The previous generation Picanto scored the maximum 5-stars from ANCAP when it was assessed under 2013 guidelines, but an audit last year from a separate test in Indonesia showed the result wasn’t as strong as first believed.
Nevertheless, the Picanto retained its 5-star rating, but tougher 2017 testing rules has seen the all-new model step down to 4-stars.
“It is very encouraging to see an affordable, small car offering AEB (Autonomous Emergency Braking) City and AEB Interurban as standard, and Kia should be congratulated for taking this initiative,” ANCAP CEO, James Goodwin, said.
“The Picanto is however limited to 4-stars due to lower scores in the Pedestrian Protection and Child Occupant Protection areas of assessment.”
ANCAP’s sister program, Euro NCAP, scored the Picanto 87 percent on adult occupant protection, but child occupant protection was rated at a lesser 64 percent.
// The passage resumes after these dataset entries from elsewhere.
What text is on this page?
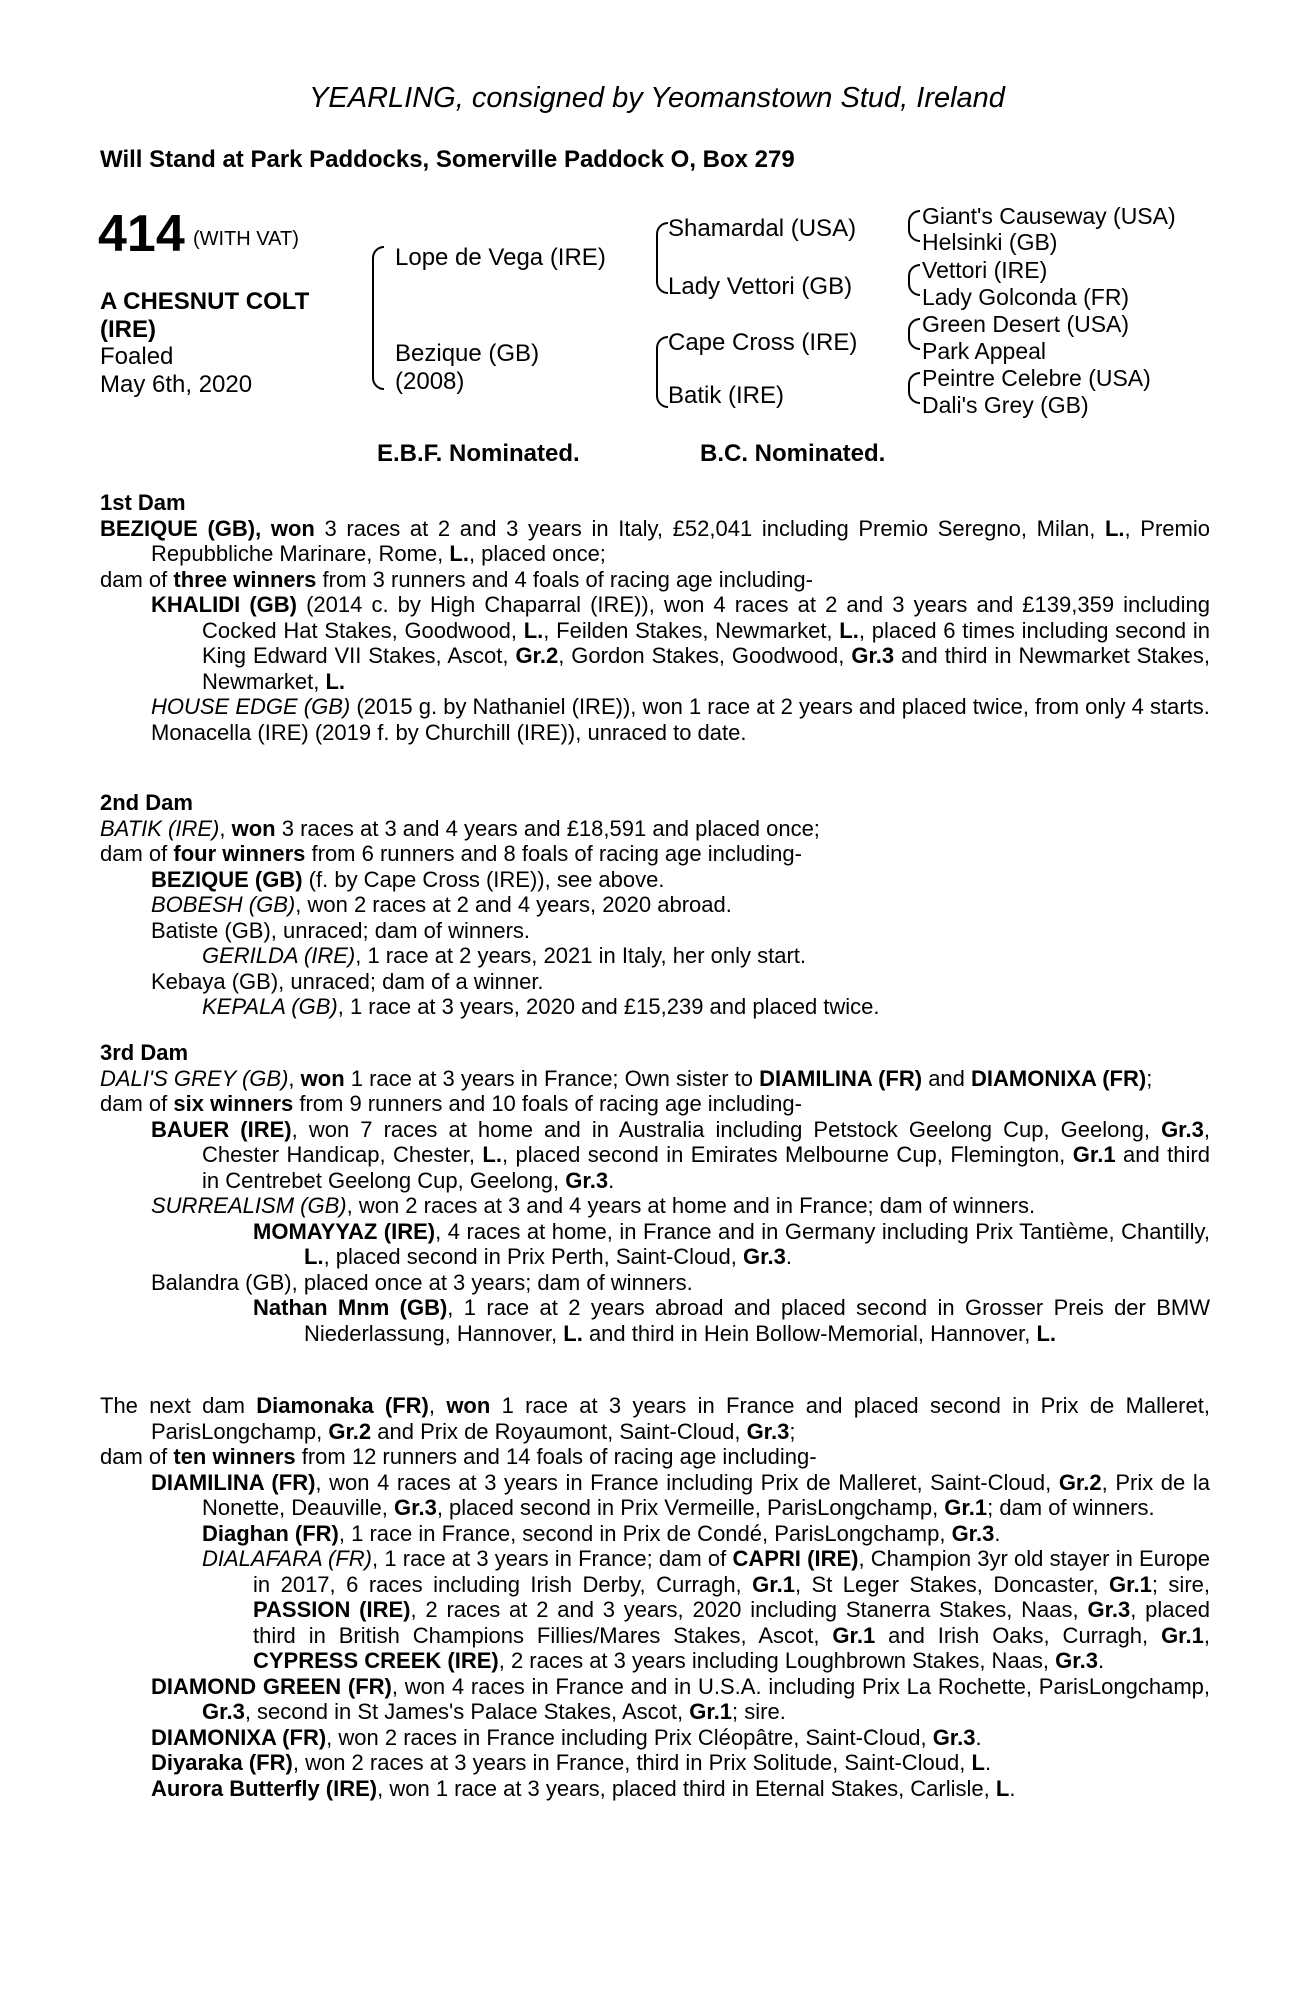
YEARLING, consigned by Yeomanstown Stud, Ireland
Will Stand at Park Paddocks, Somerville Paddock O, Box 279
414 (WITH VAT)
A CHESNUT COLT
(IRE)
Foaled
May 6th, 2020
Lope de Vega (IRE)
Bezique (GB)
(2008)
Shamardal (USA)
Lady Vettori (GB)
Cape Cross (IRE)
Batik (IRE)
Giant's Causeway (USA)
Helsinki (GB)
Vettori (IRE)
Lady Golconda (FR)
Green Desert (USA)
Park Appeal
Peintre Celebre (USA)
Dali's Grey (GB)
E.B.F. Nominated.	B.C. Nominated.

1st Dam

BEZIQUE (GB), won 3 races at 2 and 3 years in Italy, £52,041 including Premio Seregno, Milan, L., Premio Repubbliche Marinare, Rome, L., placed once;

dam of three winners from 3 runners and 4 foals of racing age including-

KHALIDI (GB) (2014 c. by High Chaparral (IRE)), won 4 races at 2 and 3 years and £139,359 including Cocked Hat Stakes, Goodwood, L., Feilden Stakes, Newmarket, L., placed 6 times including second in King Edward VII Stakes, Ascot, Gr.2, Gordon Stakes, Goodwood, Gr.3 and third in Newmarket Stakes, Newmarket, L.

HOUSE EDGE (GB) (2015 g. by Nathaniel (IRE)), won 1 race at 2 years and placed twice, from only 4 starts.

Monacella (IRE) (2019 f. by Churchill (IRE)), unraced to date.

2nd Dam

BATIK (IRE), won 3 races at 3 and 4 years and £18,591 and placed once;

dam of four winners from 6 runners and 8 foals of racing age including-

BEZIQUE (GB) (f. by Cape Cross (IRE)), see above.

BOBESH (GB), won 2 races at 2 and 4 years, 2020 abroad.

Batiste (GB), unraced; dam of winners.

GERILDA (IRE), 1 race at 2 years, 2021 in Italy, her only start.

Kebaya (GB), unraced; dam of a winner.

KEPALA (GB), 1 race at 3 years, 2020 and £15,239 and placed twice.

3rd Dam

DALI'S GREY (GB), won 1 race at 3 years in France; Own sister to DIAMILINA (FR) and DIAMONIXA (FR);

dam of six winners from 9 runners and 10 foals of racing age including-

BAUER (IRE), won 7 races at home and in Australia including Petstock Geelong Cup, Geelong, Gr.3, Chester Handicap, Chester, L., placed second in Emirates Melbourne Cup, Flemington, Gr.1 and third in Centrebet Geelong Cup, Geelong, Gr.3.

SURREALISM (GB), won 2 races at 3 and 4 years at home and in France; dam of winners.

MOMAYYAZ (IRE), 4 races at home, in France and in Germany including Prix Tantième, Chantilly, L., placed second in Prix Perth, Saint-Cloud, Gr.3.

Balandra (GB), placed once at 3 years; dam of winners.

Nathan Mnm (GB), 1 race at 2 years abroad and placed second in Grosser Preis der BMW Niederlassung, Hannover, L. and third in Hein Bollow-Memorial, Hannover, L.

The next dam Diamonaka (FR), won 1 race at 3 years in France and placed second in Prix de Malleret, ParisLongchamp, Gr.2 and Prix de Royaumont, Saint-Cloud, Gr.3;

dam of ten winners from 12 runners and 14 foals of racing age including-

DIAMILINA (FR), won 4 races at 3 years in France including Prix de Malleret, Saint-Cloud, Gr.2, Prix de la Nonette, Deauville, Gr.3, placed second in Prix Vermeille, ParisLongchamp, Gr.1; dam of winners.

Diaghan (FR), 1 race in France, second in Prix de Condé, ParisLongchamp, Gr.3.

DIALAFARA (FR), 1 race at 3 years in France; dam of CAPRI (IRE), Champion 3yr old stayer in Europe in 2017, 6 races including Irish Derby, Curragh, Gr.1, St Leger Stakes, Doncaster, Gr.1; sire, PASSION (IRE), 2 races at 2 and 3 years, 2020 including Stanerra Stakes, Naas, Gr.3, placed third in British Champions Fillies/Mares Stakes, Ascot, Gr.1 and Irish Oaks, Curragh, Gr.1, CYPRESS CREEK (IRE), 2 races at 3 years including Loughbrown Stakes, Naas, Gr.3.

DIAMOND GREEN (FR), won 4 races in France and in U.S.A. including Prix La Rochette, ParisLongchamp, Gr.3, second in St James's Palace Stakes, Ascot, Gr.1; sire.

DIAMONIXA (FR), won 2 races in France including Prix Cléopâtre, Saint-Cloud, Gr.3.

Diyaraka (FR), won 2 races at 3 years in France, third in Prix Solitude, Saint-Cloud, L.

Aurora Butterfly (IRE), won 1 race at 3 years, placed third in Eternal Stakes, Carlisle, L.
The Picanto also lost points for safety-assist devices at 47 percent, while pedestrian safety was scored at 54 percent.
The 4-star rating applies to Picanto models sold in Australia from June of this year, and to models sold in New Zealand from May.
“The CX-5 performed well in physical tests and is fitted with a good list of safety features including all three levels of autonomous emergency braking – City, Interurban and Pedestrian,” Mr Goodwin said.
“The C-Class convertible is a well-equipped model and offers AEB City and AEB Interurban as standard, however in the side impact test, the head of the 10 year-old child dummy contacted the metal frame of the roof and points were deducted from its Child Occupant Protection score.”
For Australia and New Zealand, the 5-star rating applies to C 200 and C 300 variants of the C-Class with two-wheel-drive, sold since October last year. Other variants are considered ‘unrated’.